The Tata Group is in talks with banks to raise about Rs 15,000 crore in working capital loans for Air India, the carrier it bought from the government last year and which is struggling to revive itself.
The money will be used to cover daily air traffic and losses, fleet renovations, aircraft leases and IT operations overhaul, a person familiar with the development said.
The second person stated that the loan maturity will be three years, fixed at 7.5-8% reset per annum.
Talace, the subsidiary of Tata Sons that won the bid for Air India, last year raised Rs 23,000 crore unsecured one-year unrated loan from State Bank of India (SBI), HDFC Bank and Bank of Baroda at 4.25%. The loan will be renewed at the end of January.
Interest rates have risen and liquidity in the system has dried up, which will affect borrowing costs, a bank official warned. The threshold for 364-day T-bills is 6.91%, according to the Reserve Bank of India website.

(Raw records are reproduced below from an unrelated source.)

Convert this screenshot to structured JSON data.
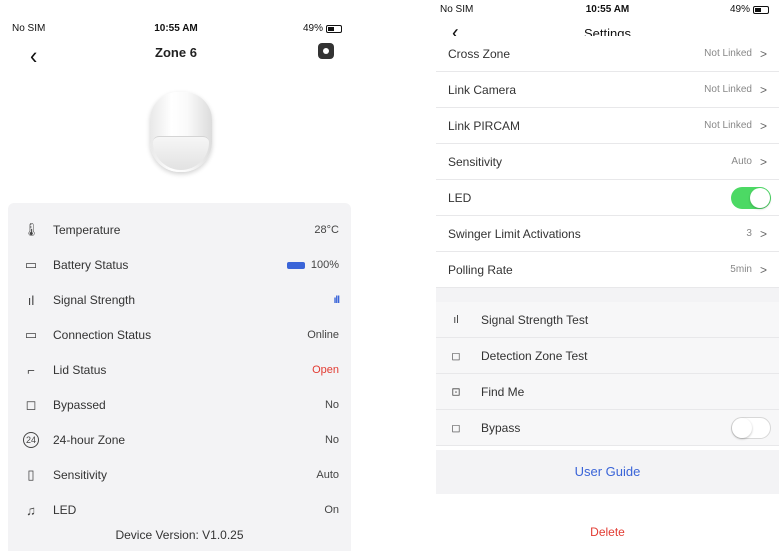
{
  "left": {
    "status": {
      "carrier": "No SIM",
      "time": "10:55 AM",
      "battery": "49%"
    },
    "nav": {
      "back": "‹",
      "title": "Zone 6"
    },
    "rows": [
      {
        "icon": "🌡",
        "label": "Temperature",
        "value": "28°C"
      },
      {
        "icon": "▭",
        "label": "Battery Status",
        "value": "100%"
      },
      {
        "icon": "ıl",
        "label": "Signal Strength",
        "value": "ıll"
      },
      {
        "icon": "▭",
        "label": "Connection Status",
        "value": "Online"
      },
      {
        "icon": "⌐",
        "label": "Lid Status",
        "value": "Open"
      },
      {
        "icon": "◻",
        "label": "Bypassed",
        "value": "No"
      },
      {
        "icon": "24",
        "label": "24-hour Zone",
        "value": "No"
      },
      {
        "icon": "▯",
        "label": "Sensitivity",
        "value": "Auto"
      },
      {
        "icon": "♫",
        "label": "LED",
        "value": "On"
      }
    ],
    "device_version": "Device Version: V1.0.25"
  },
  "right": {
    "status": {
      "carrier": "No SIM",
      "time": "10:55 AM",
      "battery": "49%"
    },
    "nav": {
      "back": "‹",
      "title": "Settings"
    },
    "settings": [
      {
        "label": "Cross Zone",
        "value": "Not Linked"
      },
      {
        "label": "Link Camera",
        "value": "Not Linked"
      },
      {
        "label": "Link PIRCAM",
        "value": "Not Linked"
      },
      {
        "label": "Sensitivity",
        "value": "Auto"
      },
      {
        "label": "LED",
        "toggle": "on"
      },
      {
        "label": "Swinger Limit Activations",
        "value": "3"
      },
      {
        "label": "Polling Rate",
        "value": "5min"
      }
    ],
    "tools": [
      {
        "icon": "ıl",
        "label": "Signal Strength Test"
      },
      {
        "icon": "◻",
        "label": "Detection Zone Test"
      },
      {
        "icon": "⊡",
        "label": "Find Me"
      },
      {
        "icon": "◻",
        "label": "Bypass",
        "toggle": "off"
      }
    ],
    "user_guide": "User Guide",
    "delete": "Delete",
    "chevron": ">"
  }
}
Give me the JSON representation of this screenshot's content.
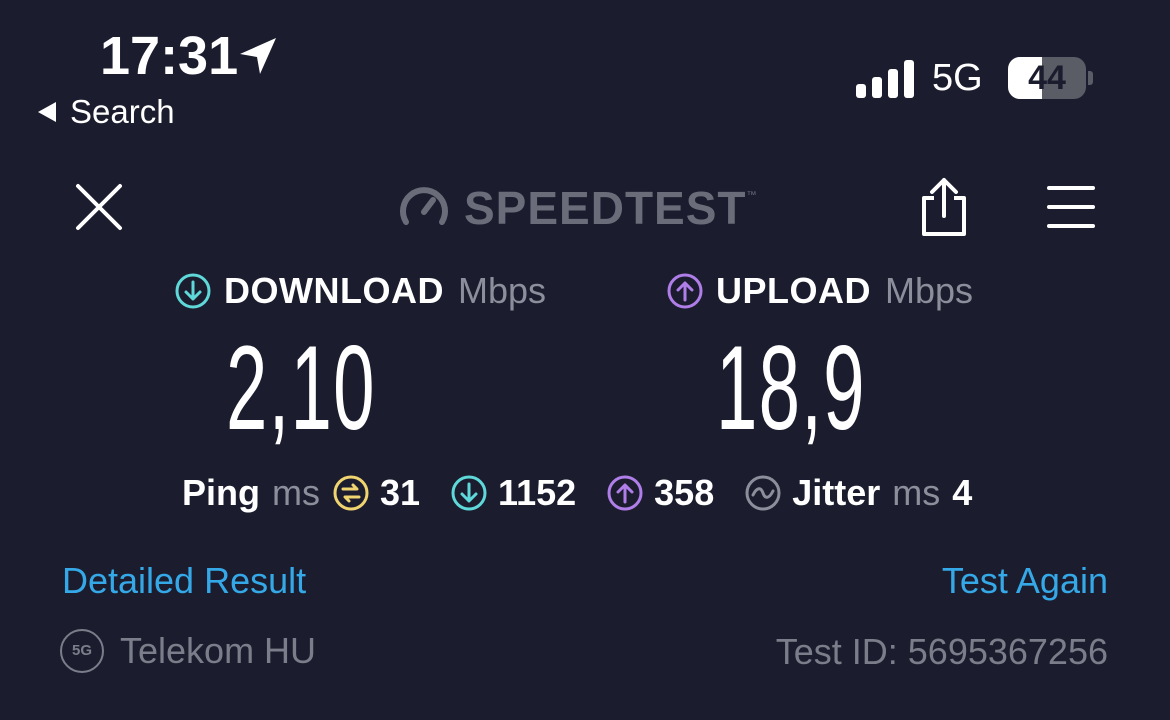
{
  "status_bar": {
    "time": "17:31",
    "back_label": "Search",
    "network": "5G",
    "battery": "44",
    "battery_level": 0.44
  },
  "header": {
    "brand": "SPEEDTEST",
    "brand_mark": "™",
    "icons": [
      "close-icon",
      "speedtest-gauge-icon",
      "share-icon",
      "menu-icon"
    ]
  },
  "download": {
    "label": "DOWNLOAD",
    "unit": "Mbps",
    "value": "2,10"
  },
  "upload": {
    "label": "UPLOAD",
    "unit": "Mbps",
    "value": "18,9"
  },
  "ping": {
    "label": "Ping",
    "unit": "ms",
    "idle": "31",
    "download": "1152",
    "upload": "358"
  },
  "jitter": {
    "label": "Jitter",
    "unit": "ms",
    "value": "4"
  },
  "actions": {
    "detailed": "Detailed Result",
    "again": "Test Again"
  },
  "footer": {
    "carrier_badge": "5G",
    "carrier": "Telekom HU",
    "test_id": "Test ID: 5695367256"
  },
  "colors": {
    "background": "#1b1d2e",
    "download_accent": "#5fd8d9",
    "upload_accent": "#b07ee8",
    "ping_accent": "#f0d470",
    "link": "#35a9e8"
  }
}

Spokespersons for Tata Sons and Air India did not respond to ET’s email queries till press time.
In October last year, Tata Sons through Talace won a bid to buy Air India for Rs 18,000 crore. It took control of the airline in January this year, 69 years after the government nationalized it in August 1953.
Since then, the Tatas have tried to attack every pain point – from poor customer service and archaic manual systems to old, inefficient aircraft.
Air India’s accumulated losses at the end of March 2021 stood at Rs 83,916 crore. It lost another Rs 9,556.5 crore in FY22.
The airline wants to triple its fleet of 113 aircraft in the next five years. In September, it agreed to lease five wide-body Boeings and 25 narrow-body Airbuses for the next few years. The aircraft will be added to the fleet in 15 months, starting in December. Air India has agreed to short-term leases, which tend to be expensive.
“Depending on the age of the aircraft, short-term leases can be 15% higher than long-term,” said a former Air India executive, who did not want to be named. “But please note that Air India has leased Boeing 777-200LRs, which are hardly in vogue these days. It would be reasonably priced.”
According to consultants who were part of the process, Tata executives discovered during a pre-purchase inspection that the conglomerate would have to spend more than $1 billion to refurbish Air India’s planes and make them ready for flight. Those expenses have risen above estimates, people familiar with the matter said.
Aircraft refurbishment is also affected by supply chain issues around the world that would delay the delivery of new seats or in-flight entertainment screens.
Air India’s new owners are also spending on IT integration. “The Tats have created six verticals to completely overhaul the airline’s back-end. Satya Ramaswamy is at the helm,” the person said.
The group is understood to have given a new customer relationship management (CRM) contract to US-based Salesforce. CRM is a technology for managing all of a company’s relationships and interactions with customers and prospects.
Tata also awarded a new enterprise resource planning (ERP) contract to Germany’s SAP. An ERP software system can integrate multiple functions such as planning, inventory purchasing, sales, marketing, finance, and human resources. “The ERP product is cloud-based,” said a person with knowledge of the matter. “Simply put, for the first time in Air India’s history, every penny it earns and spends will now be digitized and easily accessible.”
Meanwhile, Air India is revamping its core team, luring seasoned executives from peer airlines and offering them salaries up to 50% higher than industry standards, ET reported on October 21. The Tatas have appointed a slew of consultants to oversee the turnaround. PwC has been brought in to advise on workforce management and expansion, one of the people cited above said.